Hugh Edwards moved uneasily.

The expression of Marta’s face was that of a wondering, half-frightened child.

Saint Jimmy looked at the Indian intently, as if he, too, had caught the feeling of a hidden, sinister meaning beneath the red man’s courteous manner and half-jesting words.

“Natachee,” he said slowly, “I have often wondered—just what does the Cañada del Oro mean to you?”

At the Doctor’s simple question or, perhaps, at the tone of his voice, the countenance of the Indian suddenly became as cold and impassive as a face of iron. Sitting there before them, clothed in the wild dress of his savage ancestors, with his dark features framed in the jet-black hair with that single drooping feather, he seemed, all at once, to have thrown off every vestige of his contact with the schools of civilization. When he had been speaking in the manner of a white man, there had been something pathetic in his appearance. Only his native dignity had saved him from being ridiculous. But now he was the living spirit of the untamed deserts and mountains that on every side shut in the Cañon of Gold. His dark eyes, filled with the brooding memories of a vanishing race, turned slowly from face to face.

The three white people waited, with a strange feeling of uneasiness, for him to speak.

“You say that I, Natachee, come and go as a ghost. Well, perhaps I am a ghost. Why not? It would not be held beyond the belief of some of your philosophers that the spirit of one who once, long ago, dwelt amid these scenes, should return again in this body that you call me, Natachee the Indian. The Cañada del Oro is peopled with ghosts. Those who, in the years that are gone, lived here in the Cañon of Gold were as the blossoms on the mountain sides in spring.
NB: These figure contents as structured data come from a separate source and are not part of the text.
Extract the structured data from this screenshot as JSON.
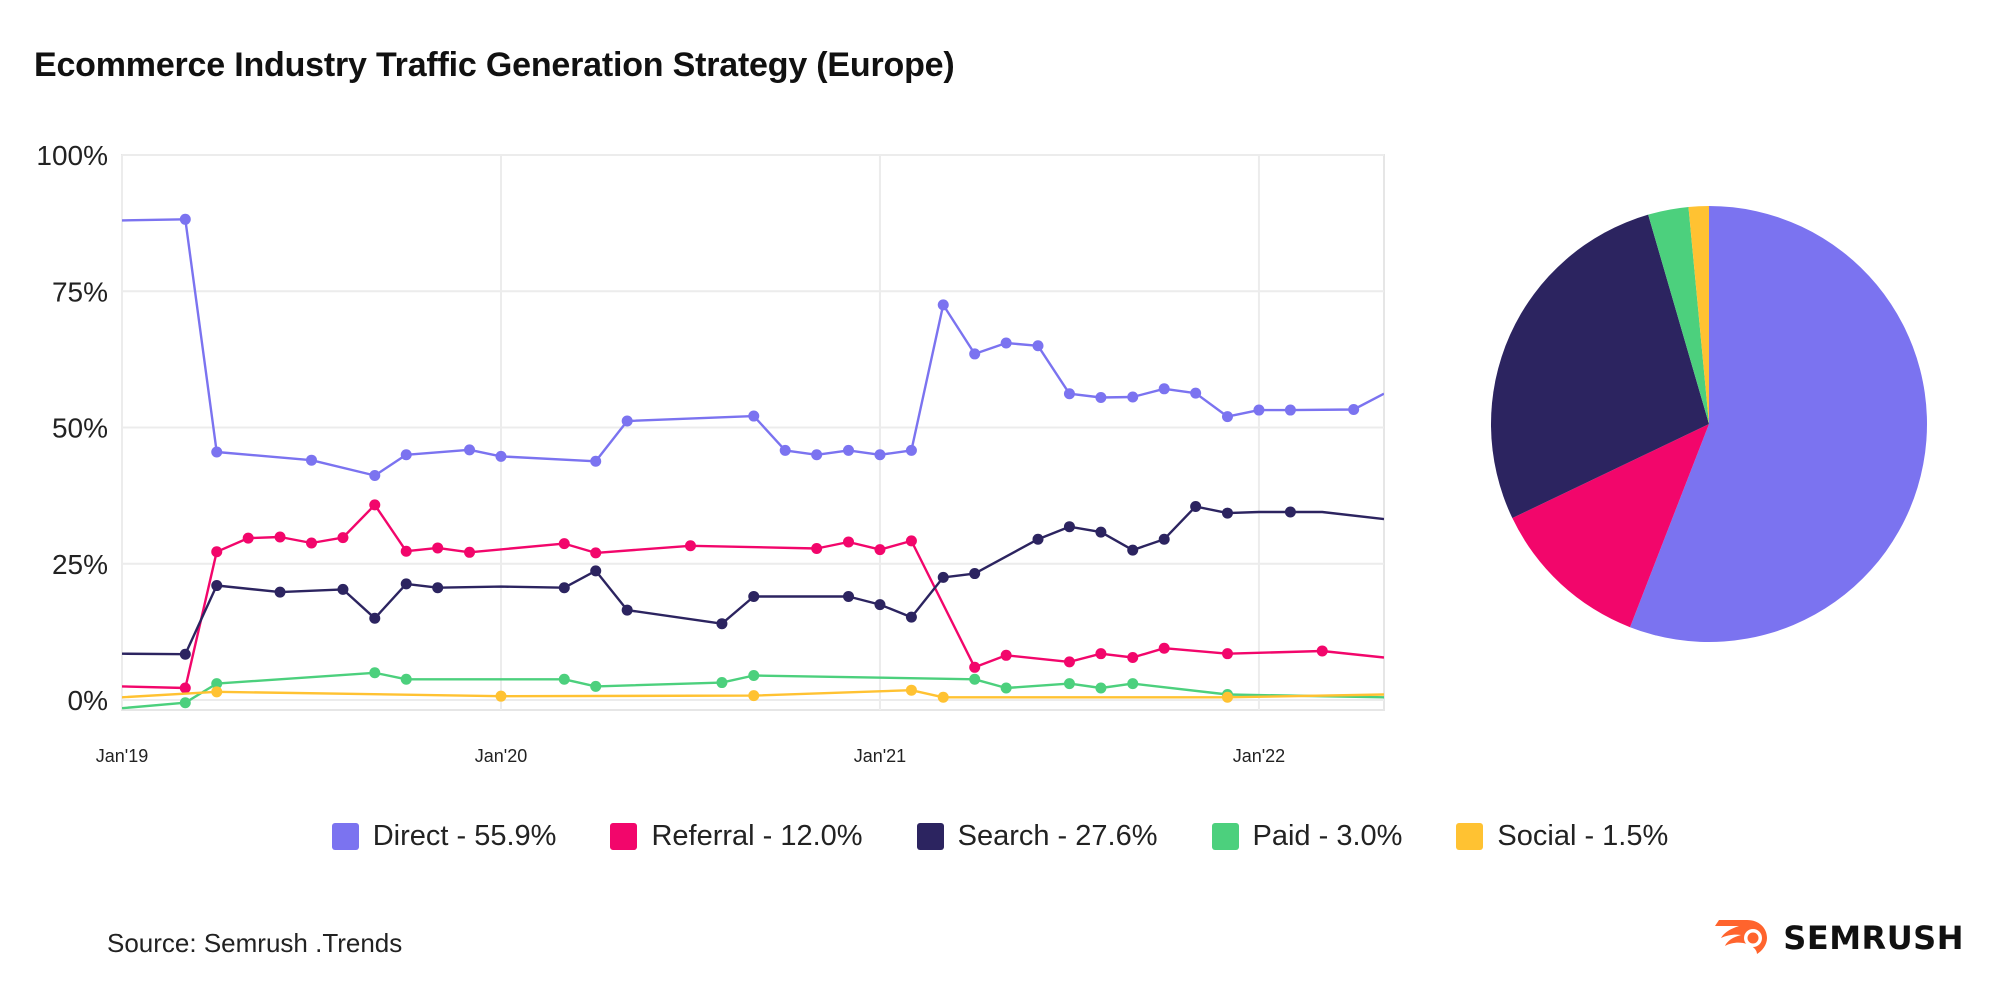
{
  "title": "Ecommerce Industry Traffic Generation Strategy (Europe)",
  "source": "Source: Semrush .Trends",
  "brand": "SEMRUSH",
  "legend": [
    {
      "label": "Direct - 55.9%",
      "color": "#7B73F0"
    },
    {
      "label": "Referral - 12.0%",
      "color": "#F2066B"
    },
    {
      "label": "Search - 27.6%",
      "color": "#2C2460"
    },
    {
      "label": "Paid - 3.0%",
      "color": "#4CD07D"
    },
    {
      "label": "Social - 1.5%",
      "color": "#FFC232"
    }
  ],
  "chart_data": [
    {
      "type": "line",
      "ylim": [
        0,
        100
      ],
      "yticks": [
        0,
        25,
        50,
        75,
        100
      ],
      "ytick_labels": [
        "0%",
        "25%",
        "50%",
        "75%",
        "100%"
      ],
      "xlim": [
        2019.0,
        2022.33
      ],
      "xticks": [
        2019.0,
        2020.0,
        2021.0,
        2022.0
      ],
      "xtick_labels": [
        "Jan'19",
        "Jan'20",
        "Jan'21",
        "Jan'22"
      ],
      "grid": true,
      "series": [
        {
          "name": "Direct",
          "color": "#7B73F0",
          "x": [
            2019.0,
            2019.167,
            2019.25,
            2019.5,
            2019.667,
            2019.75,
            2019.917,
            2020.0,
            2020.25,
            2020.333,
            2020.667,
            2020.75,
            2020.833,
            2020.917,
            2021.0,
            2021.083,
            2021.167,
            2021.25,
            2021.333,
            2021.417,
            2021.5,
            2021.583,
            2021.667,
            2021.75,
            2021.833,
            2021.917,
            2022.0,
            2022.083,
            2022.25,
            2022.33
          ],
          "y": [
            88.0,
            88.2,
            45.5,
            44.0,
            41.2,
            45.0,
            45.9,
            44.7,
            43.8,
            51.2,
            52.1,
            45.8,
            45.0,
            45.8,
            45.0,
            45.8,
            72.5,
            63.5,
            65.5,
            65.0,
            56.2,
            55.5,
            55.6,
            57.1,
            56.3,
            52.0,
            53.2,
            53.2,
            53.3,
            56.2
          ],
          "markers": [
            false,
            true,
            true,
            true,
            true,
            true,
            true,
            true,
            true,
            true,
            true,
            true,
            true,
            true,
            true,
            true,
            true,
            true,
            true,
            true,
            true,
            true,
            true,
            true,
            true,
            true,
            true,
            true,
            true,
            false
          ]
        },
        {
          "name": "Referral",
          "color": "#F2066B",
          "x": [
            2019.0,
            2019.167,
            2019.25,
            2019.333,
            2019.417,
            2019.5,
            2019.583,
            2019.667,
            2019.75,
            2019.833,
            2019.917,
            2020.167,
            2020.25,
            2020.5,
            2020.833,
            2020.917,
            2021.0,
            2021.083,
            2021.25,
            2021.333,
            2021.5,
            2021.583,
            2021.667,
            2021.75,
            2021.917,
            2022.167,
            2022.33
          ],
          "y": [
            2.5,
            2.2,
            27.2,
            29.7,
            29.9,
            28.8,
            29.8,
            35.8,
            27.3,
            27.9,
            27.1,
            28.7,
            27.0,
            28.3,
            27.8,
            29.0,
            27.6,
            29.2,
            6.0,
            8.2,
            7.0,
            8.5,
            7.8,
            9.5,
            8.5,
            9.0,
            7.8
          ],
          "markers": [
            false,
            true,
            true,
            true,
            true,
            true,
            true,
            true,
            true,
            true,
            true,
            true,
            true,
            true,
            true,
            true,
            true,
            true,
            true,
            true,
            true,
            true,
            true,
            true,
            true,
            true,
            false
          ]
        },
        {
          "name": "Search",
          "color": "#2C2460",
          "x": [
            2019.0,
            2019.167,
            2019.25,
            2019.417,
            2019.583,
            2019.667,
            2019.75,
            2019.833,
            2020.0,
            2020.167,
            2020.25,
            2020.333,
            2020.583,
            2020.667,
            2020.75,
            2020.917,
            2021.0,
            2021.083,
            2021.167,
            2021.25,
            2021.417,
            2021.5,
            2021.583,
            2021.667,
            2021.75,
            2021.833,
            2021.917,
            2022.0,
            2022.083,
            2022.167,
            2022.33
          ],
          "y": [
            8.5,
            8.4,
            21.0,
            19.8,
            20.3,
            15.0,
            21.3,
            20.6,
            20.8,
            20.6,
            23.7,
            16.5,
            14.0,
            19.0,
            19.0,
            19.0,
            17.5,
            15.2,
            22.5,
            23.2,
            29.5,
            31.8,
            30.8,
            27.5,
            29.5,
            35.5,
            34.3,
            34.5,
            34.5,
            34.5,
            33.2
          ],
          "markers": [
            false,
            true,
            true,
            true,
            true,
            true,
            true,
            true,
            false,
            true,
            true,
            true,
            true,
            true,
            false,
            true,
            true,
            true,
            true,
            true,
            true,
            true,
            true,
            true,
            true,
            true,
            true,
            false,
            true,
            false,
            false
          ]
        },
        {
          "name": "Paid",
          "color": "#4CD07D",
          "x": [
            2019.0,
            2019.167,
            2019.25,
            2019.667,
            2019.75,
            2020.167,
            2020.25,
            2020.583,
            2020.667,
            2021.25,
            2021.333,
            2021.5,
            2021.583,
            2021.667,
            2021.917,
            2022.33
          ],
          "y": [
            -1.5,
            -0.5,
            3.0,
            5.0,
            3.8,
            3.8,
            2.5,
            3.2,
            4.5,
            3.8,
            2.2,
            3.0,
            2.2,
            3.0,
            1.0,
            0.5
          ],
          "markers": [
            false,
            true,
            true,
            true,
            true,
            true,
            true,
            true,
            true,
            true,
            true,
            true,
            true,
            true,
            true,
            false
          ]
        },
        {
          "name": "Social",
          "color": "#FFC232",
          "x": [
            2019.0,
            2019.25,
            2020.0,
            2020.667,
            2021.083,
            2021.167,
            2021.917,
            2022.33
          ],
          "y": [
            0.5,
            1.5,
            0.7,
            0.8,
            1.8,
            0.5,
            0.5,
            1.0
          ],
          "markers": [
            false,
            true,
            true,
            true,
            true,
            true,
            true,
            false
          ]
        }
      ]
    },
    {
      "type": "pie",
      "slices": [
        {
          "name": "Direct",
          "value": 55.9,
          "color": "#7B73F0"
        },
        {
          "name": "Referral",
          "value": 12.0,
          "color": "#F2066B"
        },
        {
          "name": "Search",
          "value": 27.6,
          "color": "#2C2460"
        },
        {
          "name": "Paid",
          "value": 3.0,
          "color": "#4CD07D"
        },
        {
          "name": "Social",
          "value": 1.5,
          "color": "#FFC232"
        }
      ]
    }
  ]
}
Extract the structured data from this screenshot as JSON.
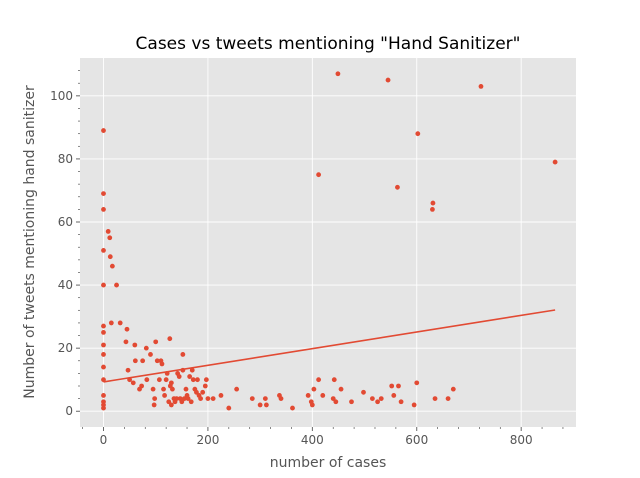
{
  "chart_data": {
    "type": "scatter",
    "title": "Cases vs tweets mentioning \"Hand Sanitizer\"",
    "xlabel": "number of cases",
    "ylabel": "Number of tweets mentioning hand sanitizer",
    "xlim": [
      -45,
      905
    ],
    "ylim": [
      -5,
      112
    ],
    "xticks": [
      0,
      200,
      400,
      600,
      800
    ],
    "yticks": [
      0,
      20,
      40,
      60,
      80,
      100
    ],
    "xtick_labels": [
      "0",
      "200",
      "400",
      "600",
      "800"
    ],
    "ytick_labels": [
      "0",
      "20",
      "40",
      "60",
      "80",
      "100"
    ],
    "grid": true,
    "colors": {
      "background": "#e5e5e5",
      "grid": "#ffffff",
      "marker": "#e24a33",
      "line": "#e24a33"
    },
    "series": [
      {
        "kind": "points",
        "points": [
          [
            0,
            89
          ],
          [
            0,
            69
          ],
          [
            0,
            64
          ],
          [
            0,
            51
          ],
          [
            0,
            40
          ],
          [
            0,
            27
          ],
          [
            0,
            25
          ],
          [
            0,
            21
          ],
          [
            0,
            18
          ],
          [
            0,
            14
          ],
          [
            0,
            10
          ],
          [
            0,
            5
          ],
          [
            0,
            3
          ],
          [
            0,
            2
          ],
          [
            0,
            1
          ],
          [
            9,
            57
          ],
          [
            12,
            55
          ],
          [
            13,
            49
          ],
          [
            15,
            28
          ],
          [
            17,
            46
          ],
          [
            25,
            40
          ],
          [
            32,
            28
          ],
          [
            43,
            22
          ],
          [
            45,
            26
          ],
          [
            47,
            13
          ],
          [
            50,
            10
          ],
          [
            57,
            9
          ],
          [
            60,
            21
          ],
          [
            61,
            16
          ],
          [
            69,
            7
          ],
          [
            73,
            8
          ],
          [
            75,
            16
          ],
          [
            82,
            20
          ],
          [
            83,
            10
          ],
          [
            90,
            18
          ],
          [
            95,
            7
          ],
          [
            97,
            2
          ],
          [
            98,
            4
          ],
          [
            100,
            22
          ],
          [
            103,
            16
          ],
          [
            107,
            10
          ],
          [
            110,
            16
          ],
          [
            112,
            15
          ],
          [
            115,
            7
          ],
          [
            117,
            5
          ],
          [
            120,
            10
          ],
          [
            122,
            12
          ],
          [
            125,
            3
          ],
          [
            127,
            23
          ],
          [
            128,
            8
          ],
          [
            130,
            9
          ],
          [
            130,
            2
          ],
          [
            132,
            7
          ],
          [
            135,
            4
          ],
          [
            137,
            3
          ],
          [
            140,
            4
          ],
          [
            142,
            12
          ],
          [
            145,
            11
          ],
          [
            147,
            4
          ],
          [
            150,
            3
          ],
          [
            152,
            13
          ],
          [
            152,
            18
          ],
          [
            155,
            4
          ],
          [
            158,
            7
          ],
          [
            160,
            5
          ],
          [
            162,
            4
          ],
          [
            165,
            11
          ],
          [
            168,
            3
          ],
          [
            170,
            13
          ],
          [
            172,
            10
          ],
          [
            175,
            7
          ],
          [
            178,
            6
          ],
          [
            180,
            10
          ],
          [
            183,
            5
          ],
          [
            186,
            4
          ],
          [
            190,
            6
          ],
          [
            195,
            8
          ],
          [
            197,
            10
          ],
          [
            200,
            4
          ],
          [
            210,
            4
          ],
          [
            225,
            5
          ],
          [
            240,
            1
          ],
          [
            255,
            7
          ],
          [
            285,
            4
          ],
          [
            300,
            2
          ],
          [
            310,
            4
          ],
          [
            312,
            2
          ],
          [
            337,
            5
          ],
          [
            340,
            4
          ],
          [
            362,
            1
          ],
          [
            392,
            5
          ],
          [
            398,
            3
          ],
          [
            400,
            2
          ],
          [
            403,
            7
          ],
          [
            412,
            10
          ],
          [
            412,
            75
          ],
          [
            420,
            5
          ],
          [
            440,
            4
          ],
          [
            442,
            10
          ],
          [
            445,
            3
          ],
          [
            449,
            107
          ],
          [
            455,
            7
          ],
          [
            475,
            3
          ],
          [
            498,
            6
          ],
          [
            515,
            4
          ],
          [
            525,
            3
          ],
          [
            532,
            4
          ],
          [
            545,
            105
          ],
          [
            552,
            8
          ],
          [
            556,
            5
          ],
          [
            563,
            71
          ],
          [
            565,
            8
          ],
          [
            570,
            3
          ],
          [
            595,
            2
          ],
          [
            600,
            9
          ],
          [
            602,
            88
          ],
          [
            630,
            64
          ],
          [
            631,
            66
          ],
          [
            635,
            4
          ],
          [
            660,
            4
          ],
          [
            670,
            7
          ],
          [
            723,
            103
          ],
          [
            865,
            79
          ]
        ]
      },
      {
        "kind": "trendline",
        "x": [
          0,
          865
        ],
        "y": [
          9.3,
          32.1
        ]
      }
    ]
  }
}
In the summer months when there was no rain, the blossoms disappeared. Then the rains came—the ‘Little Spring’ is here—and look, the flowers are everywhere.

“In this Cañon from the desert below to the pines above, there are holes by the thousands where men have dug for gold. Climb the mountains and go among the cliffs and crags and there are more and more of these holes that were made by those who sought the yellow wealth. Walk the ridges and make your way into the hidden ravines and gorges—everywhere you will find them—these holes that men have dug in their search for treasure. And every hole—every stroke of a pick—every shovel of dirt—every pan of gravel—was a dream that did not come true; a hope that was not fulfilled.

“The Cañon of Gold is haunted by the ghosts of these disappointed ones. They are the shadows that move upon the mountain sides when the sun is down and the timid stars creep forth in the lonely sky. They are the lights that come and go in the cañon depths when the frightened moon tries to hide in the pines of Mount Lemmon. They are the voices that we hear in the nighttime, whispering, murmuring, moaning. Weary spirits that cannot rest, troubled souls that find no peace—the disappointed ones.

“And you who dare to dream and hope and labor here in the Cañon of Gold to-day as those thousands who dared to dream and hope and labor here before you—what are you but living ghosts among these restless spirits of the dead? What are you to-day but shadows among the shades of yesterday?